This Puzzle Videogame Is Actually a Brilliant Romantic Saga

This $10 indie game from Pixel Opus is, at one level, all about mastering half-circles. More than that, though, it is about achieving oneness through human connection.
The colorful freeroam quotdragonquot phase at close of a level in Entwined.
The colorful free-roam "dragon" phase at close of a level in Entwined.Sony

For all its FX razzle-dazzle, you could argue the $10 PS4 indie puzzler* Entwined* from Pixel Opus is essentially about mastering half-circles. It's like gesturing to describe the shape of a sphere using only your thumbs. In the space of the game's hour or so of content, your thumbs will move along those 180-degree perimeters as if repeatedly tracing a pair of sideways smiles.

But Entwined also is a game about uniting lovers described at the outset as "always together, forever apart." Those half-circles---each occupied by a beautiful, origami-like creature---are more than game mechanics. They're symbolic of the game's romantic dilemma: two halves of an implied whole that signifies infinity, totality, and, most of all, oneness.

Oneness is what you're after as you're pulled through psychedelic tunnels of light and sound, vectoring through colored shapes arranged in puzzling configurations, working through each level (or "lifetime"; the game offers nine) to bring the disjunct lovers together. Passing through an array of shapes with each creature increases a corresponding "togetherness" bar, but you must tag everything in sequence, like completing a lick in Guitar Hero, or the bar decreases.

The shapes eventually appear at shifting angles, requiring dexterous back-and-forth flourishes with your thumbs to touch them all. Because you control each creature independently, the game tries to confuse your brain's hemispheres by asking each thumb to simultaneously perform different patterns. That's where it gets tricky, given that human brains multitask poorly.

Thankfully the design team---all Carnegie Mellon University students---seems to have figured out how much is too much (or how fast is too fast). There's usually enough spacing between each puzzle that, if your brain works like mine, you'll "pre-solve" it mentally, assessing it on sight seconds before your fingers execute the actions. Entwined isn't, strictly speaking, a twitchy game: It's as much about setup as delivery.

When both creatures' togetherness bars fill, you must touch the gamepad triggers, then ace a few more maneuvers at higher speeds to complete the unification. At that point you'll transform into a dragon and emerge, birth-like, from the tunnel into a snow globe-like free area. Here you can absorb power-ups at leisure to fill a "skywriting" meter that lets you leave a trail as you fly, then admire your handiwork before leaving through a portal for the next challenge. When you exit, you're divided into two creatures and asked to do it all over again.

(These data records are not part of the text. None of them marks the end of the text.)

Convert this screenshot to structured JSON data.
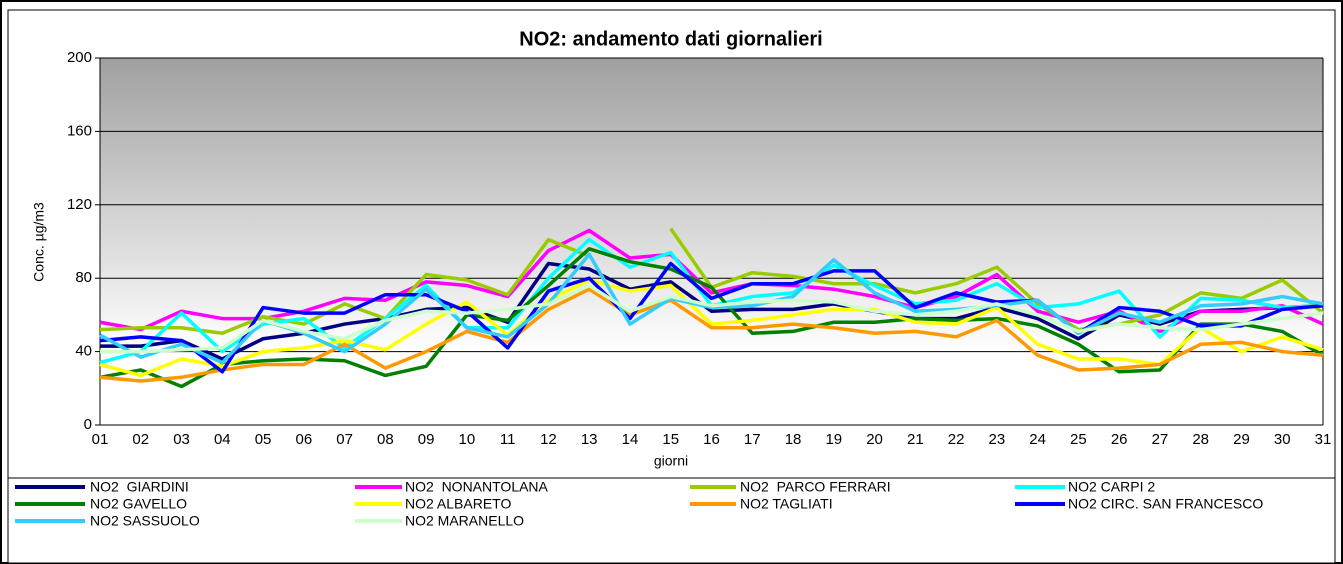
{
  "chart_data": {
    "type": "line",
    "title": "NO2: andamento dati giornalieri",
    "x_label": "giorni",
    "y_label": "Conc. µg/m3",
    "categories": [
      "01",
      "02",
      "03",
      "04",
      "05",
      "06",
      "07",
      "08",
      "09",
      "10",
      "11",
      "12",
      "13",
      "14",
      "15",
      "16",
      "17",
      "18",
      "19",
      "20",
      "21",
      "22",
      "23",
      "24",
      "25",
      "26",
      "27",
      "28",
      "29",
      "30",
      "31"
    ],
    "ylim": [
      0,
      200
    ],
    "yticks": [
      0,
      40,
      80,
      120,
      160,
      200
    ],
    "grid": true,
    "series": [
      {
        "name": "NO2  GIARDINI",
        "color": "#000080",
        "values": [
          43,
          43,
          46,
          36,
          47,
          50,
          55,
          58,
          63,
          64,
          56,
          88,
          85,
          74,
          78,
          62,
          63,
          63,
          66,
          62,
          58,
          58,
          64,
          58,
          47,
          60,
          55,
          62,
          63,
          64,
          65
        ]
      },
      {
        "name": "NO2  NONANTOLANA",
        "color": "#ff00ff",
        "values": [
          56,
          52,
          62,
          58,
          58,
          62,
          69,
          68,
          78,
          76,
          70,
          95,
          106,
          91,
          93,
          72,
          77,
          76,
          74,
          70,
          64,
          70,
          82,
          62,
          56,
          62,
          51,
          62,
          62,
          65,
          55
        ]
      },
      {
        "name": "NO2  PARCO FERRARI",
        "color": "#99cc00",
        "values": [
          52,
          53,
          53,
          50,
          59,
          55,
          66,
          58,
          82,
          79,
          71,
          101,
          92,
          null,
          107,
          75,
          83,
          81,
          77,
          77,
          72,
          77,
          86,
          66,
          52,
          55,
          60,
          72,
          69,
          79,
          61
        ]
      },
      {
        "name": "NO2 CARPI 2",
        "color": "#00ffff",
        "values": [
          34,
          40,
          61,
          40,
          55,
          58,
          42,
          58,
          76,
          53,
          53,
          80,
          101,
          86,
          94,
          65,
          70,
          72,
          87,
          76,
          66,
          68,
          77,
          64,
          66,
          73,
          48,
          69,
          68,
          64,
          65
        ]
      },
      {
        "name": "NO2 GAVELLO",
        "color": "#008000",
        "values": [
          26,
          30,
          21,
          33,
          35,
          36,
          35,
          27,
          32,
          60,
          57,
          76,
          96,
          89,
          85,
          75,
          50,
          51,
          56,
          56,
          58,
          57,
          58,
          54,
          44,
          29,
          30,
          55,
          55,
          51,
          38
        ]
      },
      {
        "name": "NO2 ALBARETO",
        "color": "#ffff00",
        "values": [
          33,
          27,
          36,
          32,
          40,
          42,
          46,
          41,
          55,
          67,
          49,
          68,
          79,
          73,
          76,
          55,
          57,
          60,
          63,
          63,
          56,
          55,
          64,
          44,
          36,
          36,
          33,
          53,
          40,
          48,
          41
        ]
      },
      {
        "name": "NO2 TAGLIATI",
        "color": "#ff9900",
        "values": [
          26,
          24,
          26,
          30,
          33,
          33,
          44,
          31,
          40,
          51,
          45,
          63,
          74,
          60,
          68,
          53,
          53,
          55,
          53,
          50,
          51,
          48,
          57,
          38,
          30,
          31,
          33,
          44,
          45,
          40,
          38
        ]
      },
      {
        "name": "NO2 CIRC. SAN FRANCESCO",
        "color": "#0000ff",
        "values": [
          46,
          48,
          46,
          29,
          64,
          61,
          61,
          71,
          71,
          62,
          42,
          73,
          80,
          58,
          88,
          69,
          77,
          77,
          84,
          84,
          64,
          72,
          67,
          68,
          50,
          64,
          62,
          54,
          54,
          63,
          65
        ]
      },
      {
        "name": "NO2 SASSUOLO",
        "color": "#33ccff",
        "values": [
          49,
          37,
          44,
          34,
          57,
          50,
          40,
          55,
          74,
          53,
          48,
          66,
          93,
          55,
          69,
          64,
          65,
          70,
          90,
          72,
          62,
          63,
          65,
          68,
          50,
          61,
          56,
          65,
          66,
          70,
          66
        ]
      },
      {
        "name": "NO2 MARANELLO",
        "color": "#ccffcc",
        "values": [
          40,
          40,
          41,
          42,
          57,
          51,
          47,
          57,
          62,
          61,
          63,
          66,
          76,
          62,
          70,
          65,
          67,
          68,
          67,
          62,
          60,
          62,
          66,
          60,
          51,
          55,
          53,
          52,
          55,
          58,
          61
        ]
      }
    ]
  }
}
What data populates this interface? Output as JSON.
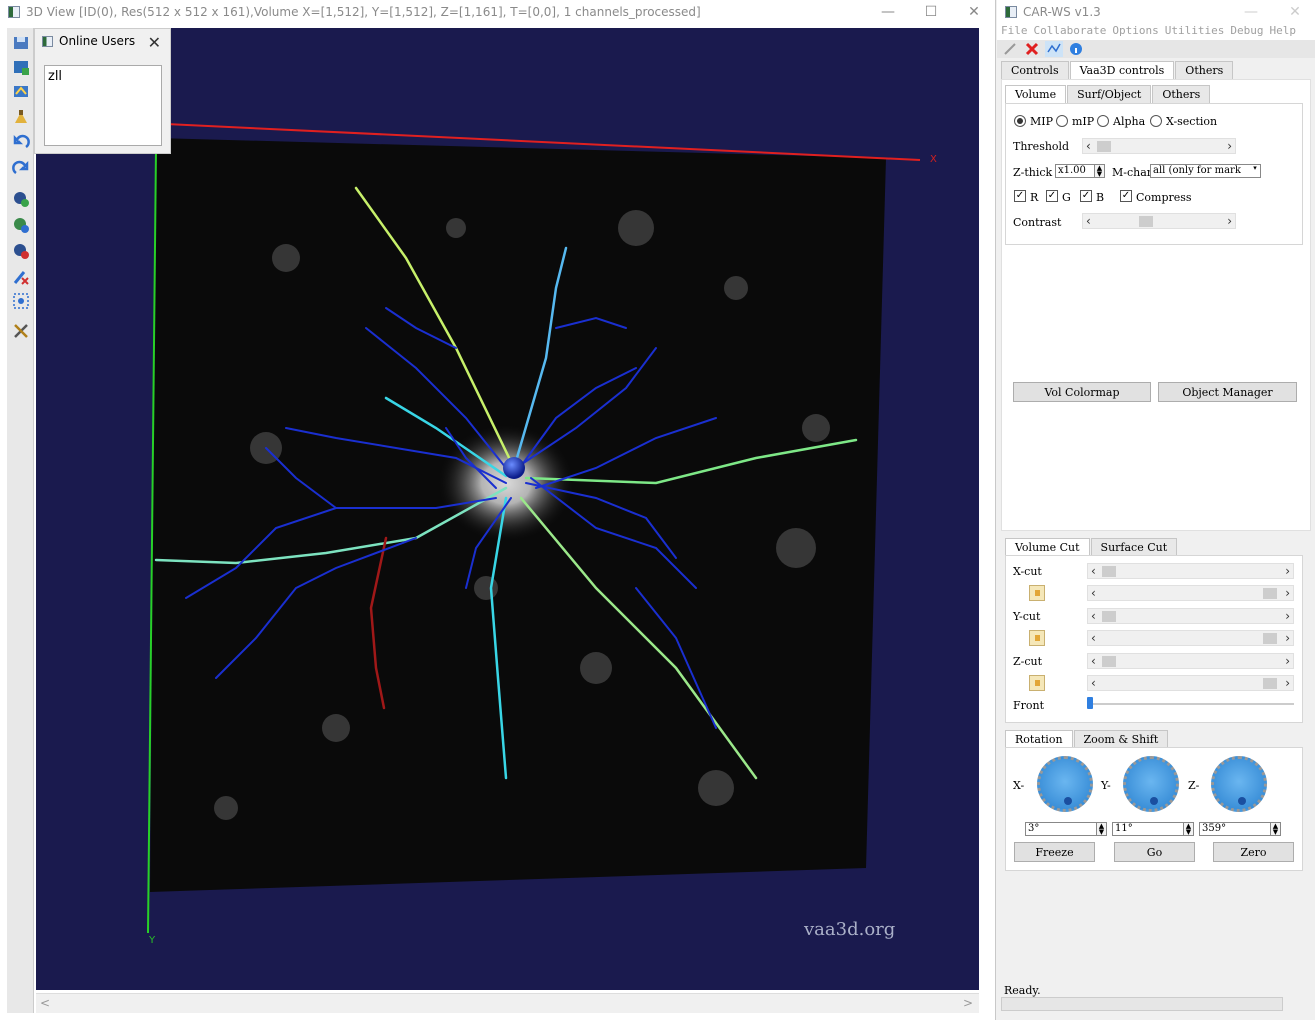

These end-level spaces serve as free-roam rewards as well as metaphors for the emotional phases relationships can go through, shifting, for instance, from abstract carnivalesque backdrops (the "liveliness" level) to volcanic vortex-filled vistas covered in lava (the "anxiety" level) to moonscapes over glacial waters under shimmering auroras (the "enlightenment" level). I'm not sure I understood the point of the skywriting stints, even reaching for it metaphorically, but I'm also not sure I cared, since Entwined works so well for me within the levels themselves, and the end-areas were more chances to catch my breath.

When the finale arrives (don't worry, I won't spoil it), it's almost underplayed, in that what you're asked to do elicits an emotional response without resorting to cut-scenes or narrative spoon-feeding. It *is *somewhat ThatGameCompany-ish (Flower, Journey), but without pretension or artificiality. If anything, there's a sublime restraint and dignity to it.

If I had to complain, I'd fret about the game not shipping with a level-maker that might let you tweak puzzle complexity and variety, or introduce your own visual motifs to the Doctor Who-like tunnels you'll soar through. There's a challenge mode, but it's just a difficulty spike that ratchets up the speed and offers a few extra trophies for achievement-hounds. And the game sometimes hitches when you're shifting in or out of connected mode at the end of a level, though that's probably nitpicking, since the puzzles are spaced out enough that it never threw me off kilter.

As I was playing Entwined, I kept thinking of literary theorist Kenneth Burke's idea of consubstantiality---bear with me, because I'm bringing my own baggage to the game---expressed in his 1950 book A Rhetoric of Motives. Consubstantial is just a highfalutin' way of saying "of the same essence," but for Burke, it was the pivotal question, the one he felt underlay all others: that our attempts to identify with others are at the same time a confrontation of the implications our division from one another. Entwined is metaphorically about squaring Burke's circle. When Burke writes "If men were not apart from one another, there would be no need for the rhetorician to proclaim their unity," swap in "gamer" for "rhetorician" (indeed, what is "play" if not a form of rhetoric?) and you've tied off Entwined with a bow.